Maybe 8 or 9 years ago, I was bored in my student flat on a rainy evening, and I suddenly paid attention to what was on the table in front of me: a Christmas toys catalog I had received on the mail, a sex toys catalog one of my friends had left there some time ago and some kind of tabloid magazine. I took scissors, glue, and a sheet of paper, and started cutting images and trying to assemble them in different combinations. I spent a few hours on it, getting increasingly excited about how, despite the limited choice I had, I always found the next element that fitted perfectly in the image I was building. I lost this first collage since then, but I remember it perfectly well: a naked woman with a monstrous face and sharp teeth, with a big flying cock in front of her. Quite a Freudian vision. I spent some more months doing only physical collages, and then got started with Photoshop and digital collage: not the same pleasure as creating something with your own hands, but it makes it possible to materialize almost any vision you have in mind.

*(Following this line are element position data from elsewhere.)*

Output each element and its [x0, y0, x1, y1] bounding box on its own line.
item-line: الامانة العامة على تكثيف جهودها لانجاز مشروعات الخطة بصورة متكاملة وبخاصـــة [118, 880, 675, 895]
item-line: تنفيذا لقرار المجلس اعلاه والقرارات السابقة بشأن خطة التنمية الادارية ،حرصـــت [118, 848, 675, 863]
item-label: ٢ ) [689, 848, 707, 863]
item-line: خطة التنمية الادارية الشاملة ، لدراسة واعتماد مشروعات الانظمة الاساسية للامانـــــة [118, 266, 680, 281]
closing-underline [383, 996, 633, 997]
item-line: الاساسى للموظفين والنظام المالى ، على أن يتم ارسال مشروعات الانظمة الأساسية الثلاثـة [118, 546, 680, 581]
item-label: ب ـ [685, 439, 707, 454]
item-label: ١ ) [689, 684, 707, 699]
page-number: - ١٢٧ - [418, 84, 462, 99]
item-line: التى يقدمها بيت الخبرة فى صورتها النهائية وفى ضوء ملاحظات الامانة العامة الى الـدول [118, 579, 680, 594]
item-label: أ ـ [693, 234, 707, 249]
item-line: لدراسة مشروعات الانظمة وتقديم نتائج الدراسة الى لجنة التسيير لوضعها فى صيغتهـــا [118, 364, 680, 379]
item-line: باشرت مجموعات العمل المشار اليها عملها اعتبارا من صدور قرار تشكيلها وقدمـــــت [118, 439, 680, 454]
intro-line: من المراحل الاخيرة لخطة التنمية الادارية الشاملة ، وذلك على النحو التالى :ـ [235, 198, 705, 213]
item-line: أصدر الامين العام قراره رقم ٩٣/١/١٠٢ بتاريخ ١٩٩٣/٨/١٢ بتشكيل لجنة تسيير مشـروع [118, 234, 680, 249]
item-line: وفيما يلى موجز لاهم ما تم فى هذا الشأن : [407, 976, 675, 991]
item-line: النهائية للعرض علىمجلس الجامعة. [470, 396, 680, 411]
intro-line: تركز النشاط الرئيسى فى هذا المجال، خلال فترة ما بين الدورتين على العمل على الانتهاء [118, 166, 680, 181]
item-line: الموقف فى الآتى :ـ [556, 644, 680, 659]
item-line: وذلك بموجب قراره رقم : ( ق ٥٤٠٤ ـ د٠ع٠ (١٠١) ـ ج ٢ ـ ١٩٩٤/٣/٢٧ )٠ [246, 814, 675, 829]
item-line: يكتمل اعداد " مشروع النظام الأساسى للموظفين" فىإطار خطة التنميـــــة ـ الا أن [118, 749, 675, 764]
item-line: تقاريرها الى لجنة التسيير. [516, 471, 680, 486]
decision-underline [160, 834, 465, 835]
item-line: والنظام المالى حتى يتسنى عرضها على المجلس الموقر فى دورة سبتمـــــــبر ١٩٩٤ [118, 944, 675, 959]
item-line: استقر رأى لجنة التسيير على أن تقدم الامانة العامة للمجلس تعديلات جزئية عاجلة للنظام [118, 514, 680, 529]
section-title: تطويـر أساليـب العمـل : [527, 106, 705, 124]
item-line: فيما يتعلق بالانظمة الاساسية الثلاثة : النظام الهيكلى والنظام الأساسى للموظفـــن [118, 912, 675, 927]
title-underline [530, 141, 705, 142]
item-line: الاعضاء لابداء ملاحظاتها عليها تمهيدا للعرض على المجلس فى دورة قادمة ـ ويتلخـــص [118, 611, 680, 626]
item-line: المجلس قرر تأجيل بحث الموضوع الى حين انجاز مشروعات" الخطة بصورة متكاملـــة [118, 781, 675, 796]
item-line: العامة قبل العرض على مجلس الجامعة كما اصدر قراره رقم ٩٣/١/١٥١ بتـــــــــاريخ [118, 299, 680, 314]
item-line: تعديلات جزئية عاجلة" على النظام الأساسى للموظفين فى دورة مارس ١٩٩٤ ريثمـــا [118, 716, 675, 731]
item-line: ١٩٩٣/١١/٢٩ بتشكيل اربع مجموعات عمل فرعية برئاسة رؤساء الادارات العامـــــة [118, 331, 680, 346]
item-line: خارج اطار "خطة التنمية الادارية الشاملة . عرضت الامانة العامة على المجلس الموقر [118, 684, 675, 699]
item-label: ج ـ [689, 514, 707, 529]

What is your normal routine for when you start to create a collage? Do you go looking for images or do you stumble upon them?
It really depends. Sometimes I see an image, and an idea of how I could twist it immediately comes to my mind. That was the case for almost all my work based on 60s advertising. Sometimes, the idea comes first, and then I start looking for images in books, magazines or over the Web. I really enjoy this scavenger hunt, digging through piles of images until I stumble upon the exact element that I had in mind. Sometimes, I go and take pictures myself, as I did for my ‘Subway’ series, or draw the elements I want to add, like the giant hairy monster in ‘Le Voisin’
There’s a recurrent theme of juxtaposition in some of your work, mainly between innocence and evil, is that reflective of how you perceive the world?
Most of the times, my work intends to highlight – often in a humorous way – the dark side of the ideal world depicted by advertising, television, fashion, religion or politics. My ‘Anorexic Bags’, for example, confront the glamorous image of fashion industry and the sad situation of many anorexic-like models, and the millions of girls desperate to look like them. The ‘Icons’ series juxtaposes historical or religious icons to what is considered sacred today, i.e. fame, technology or fashion. The ‘Logom’ series shows the absurdness and violence hidden behind the perfect way of life naively depicted in 1960s advertising, and so on.
What’s been the proudest moment of your career so far?
Since I still consider myself an amateur and don’t have an actual career so far, I’m proud each time I get to exhibit my artworks, each time I see a reference to my work over the Internet, and whenever I get positive feedback on what I do. As you might know, one of my artworks was recently published in Elementaire Zine, which made me really happy. I also illustrated two short stories over the last year, both for anthologies published by Les Artistes Fous, and have some more publications to come.
Have you got any exhibitions/showings coming up?
Not at the moment. I’ve recently moved from Paris to Brittany, so I have to start looking for places there where I could exhibit my work. And if anyone that reads this interview is interested, feel free to contact me!
So you previously lived in Paris, how important is it for an artist to reside in such a culturally rich location? Do you feed off it?
The years I spent there were very rich in the artistic field. The libraries and book shops were a great source of inspiration and material for my collages, there are many fantastic exhibitions in the city’s museums and galleries, of course (the last I got to visit was ‘Hey Part 2’ at la Halle Saint-Pierre. It was really impressive – it ends on August, 23rd and I recommend anyone living in Paris to go and see it !), and the walls of Paris are also a permanent gallery: I used to take long walks with my camera, looking for street art.
And lastly, we love the chick in ‘Saint George and the Dragon’ and it got us thinking… is there any chance of Raccoons cropping up in your work anytime soon?
Well, I planned to include a kitten in my next wheatpaste, so why not replace it with a raccoon?!